Além do trabalho de Helena Singer, outro autor contemporâneo que lida com importantes aspectos da educação democrática é Yaacov Hecht. Hecht é uma voz proeminente no movimento, tendo contribuído para a fundação deste em Israel nos anos 80 e na disseminação do termo “escola democrática”. Em 1987, ele foi um dos principais responsáveis pela fundação da Escola Democrática de Hadera, ativa até hoje, cujo currículo e demais experiências de aprendizagem são totalmente escolhidas/criadas pelos educandos e a participação de todos nas decisões é incentivada por meio de mecanismos de gestão democráticos (HECHT, 2016). Seu delineamento a respeito da educação democrática é congruente com os três princípios sistematizados por Singer (autonomia na aprendizagem, gestão democrática e não hierarquia entre educadores e educandos).

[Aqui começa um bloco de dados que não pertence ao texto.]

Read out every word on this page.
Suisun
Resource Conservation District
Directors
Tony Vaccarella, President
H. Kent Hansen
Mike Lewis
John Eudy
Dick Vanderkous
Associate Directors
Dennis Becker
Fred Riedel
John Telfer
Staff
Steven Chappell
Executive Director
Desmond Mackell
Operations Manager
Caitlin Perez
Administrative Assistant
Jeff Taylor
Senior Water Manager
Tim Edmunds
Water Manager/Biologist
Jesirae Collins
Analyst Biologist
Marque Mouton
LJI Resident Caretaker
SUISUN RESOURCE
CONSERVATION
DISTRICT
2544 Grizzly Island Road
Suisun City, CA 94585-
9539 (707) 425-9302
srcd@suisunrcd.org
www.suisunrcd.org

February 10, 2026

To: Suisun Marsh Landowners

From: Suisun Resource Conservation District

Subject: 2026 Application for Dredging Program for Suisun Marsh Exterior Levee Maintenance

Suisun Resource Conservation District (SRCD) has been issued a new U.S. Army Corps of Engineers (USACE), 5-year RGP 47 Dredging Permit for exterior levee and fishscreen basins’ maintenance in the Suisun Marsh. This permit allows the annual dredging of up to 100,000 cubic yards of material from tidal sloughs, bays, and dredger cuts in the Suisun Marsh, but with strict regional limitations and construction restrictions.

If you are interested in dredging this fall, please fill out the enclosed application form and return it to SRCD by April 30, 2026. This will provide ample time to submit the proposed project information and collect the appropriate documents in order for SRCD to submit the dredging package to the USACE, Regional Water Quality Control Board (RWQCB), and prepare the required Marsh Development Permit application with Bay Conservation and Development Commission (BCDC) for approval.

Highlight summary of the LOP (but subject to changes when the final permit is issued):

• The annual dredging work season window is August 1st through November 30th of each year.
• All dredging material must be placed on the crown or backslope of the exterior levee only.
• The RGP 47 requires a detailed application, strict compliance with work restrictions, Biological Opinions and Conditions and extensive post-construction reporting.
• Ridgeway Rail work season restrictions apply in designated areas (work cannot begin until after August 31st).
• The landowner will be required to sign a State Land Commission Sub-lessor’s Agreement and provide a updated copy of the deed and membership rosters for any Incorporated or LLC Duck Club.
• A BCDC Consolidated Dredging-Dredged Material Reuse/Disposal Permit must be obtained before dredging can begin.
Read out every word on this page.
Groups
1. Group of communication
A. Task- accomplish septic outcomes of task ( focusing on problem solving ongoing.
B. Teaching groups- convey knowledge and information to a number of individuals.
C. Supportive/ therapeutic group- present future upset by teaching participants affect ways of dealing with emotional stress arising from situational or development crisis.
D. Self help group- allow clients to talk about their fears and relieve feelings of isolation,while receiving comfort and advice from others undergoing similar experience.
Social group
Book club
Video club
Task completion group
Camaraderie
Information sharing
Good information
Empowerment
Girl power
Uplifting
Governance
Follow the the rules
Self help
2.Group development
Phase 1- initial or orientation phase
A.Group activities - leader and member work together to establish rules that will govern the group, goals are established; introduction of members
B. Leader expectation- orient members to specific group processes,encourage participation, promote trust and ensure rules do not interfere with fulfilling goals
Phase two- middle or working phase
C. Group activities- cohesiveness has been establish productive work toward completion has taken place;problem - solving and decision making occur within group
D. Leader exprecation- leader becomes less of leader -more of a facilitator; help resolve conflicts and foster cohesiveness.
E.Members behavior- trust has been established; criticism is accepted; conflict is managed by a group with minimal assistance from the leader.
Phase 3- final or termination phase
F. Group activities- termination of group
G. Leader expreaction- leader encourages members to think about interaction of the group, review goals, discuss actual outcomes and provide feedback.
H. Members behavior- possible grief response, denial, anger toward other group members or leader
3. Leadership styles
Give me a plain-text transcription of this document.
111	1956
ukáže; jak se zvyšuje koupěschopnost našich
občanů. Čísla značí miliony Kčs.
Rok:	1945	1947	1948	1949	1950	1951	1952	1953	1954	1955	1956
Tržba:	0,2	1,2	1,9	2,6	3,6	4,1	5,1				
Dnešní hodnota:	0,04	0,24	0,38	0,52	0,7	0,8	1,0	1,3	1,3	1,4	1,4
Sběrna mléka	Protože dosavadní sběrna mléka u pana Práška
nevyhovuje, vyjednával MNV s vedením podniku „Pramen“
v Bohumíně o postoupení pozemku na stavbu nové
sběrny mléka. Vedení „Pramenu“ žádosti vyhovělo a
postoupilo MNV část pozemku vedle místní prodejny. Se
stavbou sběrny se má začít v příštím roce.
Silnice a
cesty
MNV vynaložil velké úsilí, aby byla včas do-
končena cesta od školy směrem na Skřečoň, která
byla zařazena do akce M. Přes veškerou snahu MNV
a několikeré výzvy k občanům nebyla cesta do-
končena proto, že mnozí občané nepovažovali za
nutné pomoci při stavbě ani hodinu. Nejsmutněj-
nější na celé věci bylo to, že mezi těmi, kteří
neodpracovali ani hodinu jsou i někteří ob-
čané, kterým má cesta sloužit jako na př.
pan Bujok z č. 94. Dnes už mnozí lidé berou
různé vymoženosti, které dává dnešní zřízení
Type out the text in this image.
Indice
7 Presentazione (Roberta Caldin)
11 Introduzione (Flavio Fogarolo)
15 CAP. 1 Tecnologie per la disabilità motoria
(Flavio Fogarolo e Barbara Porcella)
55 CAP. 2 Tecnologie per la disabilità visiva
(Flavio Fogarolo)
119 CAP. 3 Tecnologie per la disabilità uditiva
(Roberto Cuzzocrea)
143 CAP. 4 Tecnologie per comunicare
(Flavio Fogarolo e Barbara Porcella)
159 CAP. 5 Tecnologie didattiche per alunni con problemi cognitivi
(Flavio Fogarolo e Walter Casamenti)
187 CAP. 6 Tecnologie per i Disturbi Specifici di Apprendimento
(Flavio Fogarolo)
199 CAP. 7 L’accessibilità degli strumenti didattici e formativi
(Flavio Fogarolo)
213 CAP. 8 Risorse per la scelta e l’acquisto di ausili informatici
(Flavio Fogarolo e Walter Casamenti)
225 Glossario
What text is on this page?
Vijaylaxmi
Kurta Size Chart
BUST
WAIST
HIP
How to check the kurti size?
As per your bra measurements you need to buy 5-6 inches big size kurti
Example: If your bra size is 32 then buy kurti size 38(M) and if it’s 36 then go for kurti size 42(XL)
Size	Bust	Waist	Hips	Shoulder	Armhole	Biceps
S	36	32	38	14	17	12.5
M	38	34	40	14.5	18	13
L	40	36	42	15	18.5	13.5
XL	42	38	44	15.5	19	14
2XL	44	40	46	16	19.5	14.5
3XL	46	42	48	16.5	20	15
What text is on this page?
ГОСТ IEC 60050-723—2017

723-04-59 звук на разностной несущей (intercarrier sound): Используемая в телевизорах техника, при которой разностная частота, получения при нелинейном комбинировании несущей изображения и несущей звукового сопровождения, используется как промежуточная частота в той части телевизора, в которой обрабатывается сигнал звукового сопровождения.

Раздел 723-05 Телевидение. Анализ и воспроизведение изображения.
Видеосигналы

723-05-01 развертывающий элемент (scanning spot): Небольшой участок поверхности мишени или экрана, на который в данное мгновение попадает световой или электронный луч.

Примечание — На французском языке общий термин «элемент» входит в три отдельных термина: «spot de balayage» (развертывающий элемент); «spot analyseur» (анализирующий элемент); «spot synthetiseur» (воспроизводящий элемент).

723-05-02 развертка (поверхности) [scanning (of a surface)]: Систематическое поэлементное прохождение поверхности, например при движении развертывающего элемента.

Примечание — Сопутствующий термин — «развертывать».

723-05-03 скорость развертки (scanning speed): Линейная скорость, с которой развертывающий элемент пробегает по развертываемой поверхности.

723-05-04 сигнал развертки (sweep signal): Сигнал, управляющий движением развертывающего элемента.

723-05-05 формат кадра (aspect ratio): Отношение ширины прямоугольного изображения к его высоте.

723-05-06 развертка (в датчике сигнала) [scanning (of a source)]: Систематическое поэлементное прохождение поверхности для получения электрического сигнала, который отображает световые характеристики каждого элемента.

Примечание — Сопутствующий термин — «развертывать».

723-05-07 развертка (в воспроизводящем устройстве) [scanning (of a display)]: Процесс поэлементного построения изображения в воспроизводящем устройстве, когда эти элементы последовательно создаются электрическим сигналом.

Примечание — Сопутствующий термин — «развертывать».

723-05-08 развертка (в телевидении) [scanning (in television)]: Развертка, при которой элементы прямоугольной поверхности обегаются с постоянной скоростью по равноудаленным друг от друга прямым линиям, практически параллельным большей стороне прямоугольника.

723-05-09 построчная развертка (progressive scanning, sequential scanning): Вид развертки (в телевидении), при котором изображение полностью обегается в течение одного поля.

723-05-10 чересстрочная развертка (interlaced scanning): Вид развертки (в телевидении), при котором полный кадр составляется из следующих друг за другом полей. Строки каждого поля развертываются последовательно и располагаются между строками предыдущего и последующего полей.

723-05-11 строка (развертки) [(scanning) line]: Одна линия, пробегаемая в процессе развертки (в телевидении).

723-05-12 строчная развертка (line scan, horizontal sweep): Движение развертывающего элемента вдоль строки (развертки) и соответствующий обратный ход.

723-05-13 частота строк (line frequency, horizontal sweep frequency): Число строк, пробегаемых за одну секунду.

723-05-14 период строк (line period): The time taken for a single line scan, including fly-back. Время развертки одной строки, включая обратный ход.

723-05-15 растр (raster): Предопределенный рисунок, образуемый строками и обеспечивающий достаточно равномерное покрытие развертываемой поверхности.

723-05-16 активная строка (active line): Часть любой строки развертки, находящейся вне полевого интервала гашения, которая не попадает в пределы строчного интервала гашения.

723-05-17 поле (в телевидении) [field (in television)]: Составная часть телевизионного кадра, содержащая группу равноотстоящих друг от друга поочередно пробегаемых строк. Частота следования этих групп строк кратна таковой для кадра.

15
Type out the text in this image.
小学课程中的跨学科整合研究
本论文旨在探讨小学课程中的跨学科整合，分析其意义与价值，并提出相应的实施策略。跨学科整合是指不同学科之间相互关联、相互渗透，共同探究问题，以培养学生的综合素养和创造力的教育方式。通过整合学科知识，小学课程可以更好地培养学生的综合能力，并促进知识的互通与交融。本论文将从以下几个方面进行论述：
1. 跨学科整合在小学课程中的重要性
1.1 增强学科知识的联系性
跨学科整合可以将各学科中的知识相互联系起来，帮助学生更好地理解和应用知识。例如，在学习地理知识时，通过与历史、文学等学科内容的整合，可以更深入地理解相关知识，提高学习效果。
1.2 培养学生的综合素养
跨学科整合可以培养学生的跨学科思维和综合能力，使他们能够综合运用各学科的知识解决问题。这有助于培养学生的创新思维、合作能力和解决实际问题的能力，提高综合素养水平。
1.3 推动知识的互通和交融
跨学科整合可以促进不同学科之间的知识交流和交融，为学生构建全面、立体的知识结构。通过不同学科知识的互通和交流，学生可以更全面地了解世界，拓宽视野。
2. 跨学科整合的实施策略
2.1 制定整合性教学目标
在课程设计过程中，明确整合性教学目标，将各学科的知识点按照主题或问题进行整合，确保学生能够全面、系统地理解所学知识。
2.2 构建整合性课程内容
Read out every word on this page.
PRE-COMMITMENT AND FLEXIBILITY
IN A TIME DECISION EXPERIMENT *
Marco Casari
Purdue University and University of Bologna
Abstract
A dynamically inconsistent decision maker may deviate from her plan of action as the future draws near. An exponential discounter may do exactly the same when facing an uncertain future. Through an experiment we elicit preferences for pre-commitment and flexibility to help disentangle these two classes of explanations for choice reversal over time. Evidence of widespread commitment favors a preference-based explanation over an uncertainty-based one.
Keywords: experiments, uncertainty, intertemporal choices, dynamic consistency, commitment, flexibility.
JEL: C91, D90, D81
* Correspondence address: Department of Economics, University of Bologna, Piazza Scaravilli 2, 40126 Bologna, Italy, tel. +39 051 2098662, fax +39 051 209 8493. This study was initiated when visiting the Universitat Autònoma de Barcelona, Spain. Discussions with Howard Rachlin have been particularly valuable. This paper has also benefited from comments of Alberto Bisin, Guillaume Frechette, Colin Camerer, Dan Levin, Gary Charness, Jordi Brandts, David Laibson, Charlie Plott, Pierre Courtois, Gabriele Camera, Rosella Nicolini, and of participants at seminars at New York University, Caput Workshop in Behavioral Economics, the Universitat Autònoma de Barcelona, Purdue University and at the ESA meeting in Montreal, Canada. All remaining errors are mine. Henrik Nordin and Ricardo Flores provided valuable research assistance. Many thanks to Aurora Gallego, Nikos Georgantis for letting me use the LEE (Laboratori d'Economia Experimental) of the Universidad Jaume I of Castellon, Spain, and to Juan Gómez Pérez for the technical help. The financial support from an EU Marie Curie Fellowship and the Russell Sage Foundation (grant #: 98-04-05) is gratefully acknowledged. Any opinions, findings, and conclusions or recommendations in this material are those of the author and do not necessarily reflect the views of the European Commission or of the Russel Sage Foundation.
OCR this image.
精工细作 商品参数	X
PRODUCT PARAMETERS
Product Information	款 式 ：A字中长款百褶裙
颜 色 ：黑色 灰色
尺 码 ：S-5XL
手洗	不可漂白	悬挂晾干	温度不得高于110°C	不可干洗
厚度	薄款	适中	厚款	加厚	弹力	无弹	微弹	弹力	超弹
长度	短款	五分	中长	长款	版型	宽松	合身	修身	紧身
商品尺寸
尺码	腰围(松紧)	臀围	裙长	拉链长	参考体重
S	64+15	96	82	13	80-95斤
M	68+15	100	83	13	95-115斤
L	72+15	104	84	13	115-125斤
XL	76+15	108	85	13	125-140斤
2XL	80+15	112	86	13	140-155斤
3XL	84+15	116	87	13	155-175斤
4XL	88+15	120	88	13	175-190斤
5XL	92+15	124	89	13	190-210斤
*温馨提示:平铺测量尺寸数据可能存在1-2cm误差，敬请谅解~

Em seu livro Educação democrática: o começo de uma história, o educador israelense diz que “devemos criar um sistema educacional que possibilite que cada cidadão do futuro ‘anuncie’ sua existência através de sua criatividade exclusiva” (p. 256). Aqui, Hecht está afirmando seu entendimento a respeito do propósito da educação democrática: ajudar as pessoas a expressarem seu espírito criativo a partir da convivência em ambientes que respeitem e potencializem suas individualidades. Destaquei esse trecho especialmente porque o autor utiliza o verbo “anunciar” (to herald, no original em inglês), o que o aproxima do mecanismo de “anúncio/denúncia” empregado por Freire em vários de seus escritos.
Falando como um poeta, Paulo Freire desliza para sulear, anunciando potências que não querem ser desaproveitadas e denunciando formas ideológicas de orientação que nos deprimem. (LINHARES, 2017, p. 46)
É isso também o que Yaacov Hecht propõe, ainda que por outras vias. Ao anunciar o “inédito viável” de uma educação cujo objetivo é inundar o mundo de pessoas ousadas, emancipadas e também inéditas, ele denuncia simultaneamente a precariedade das concepções educacionais dominantes em fazê-lo, e como isso tem nos causado sofrimento.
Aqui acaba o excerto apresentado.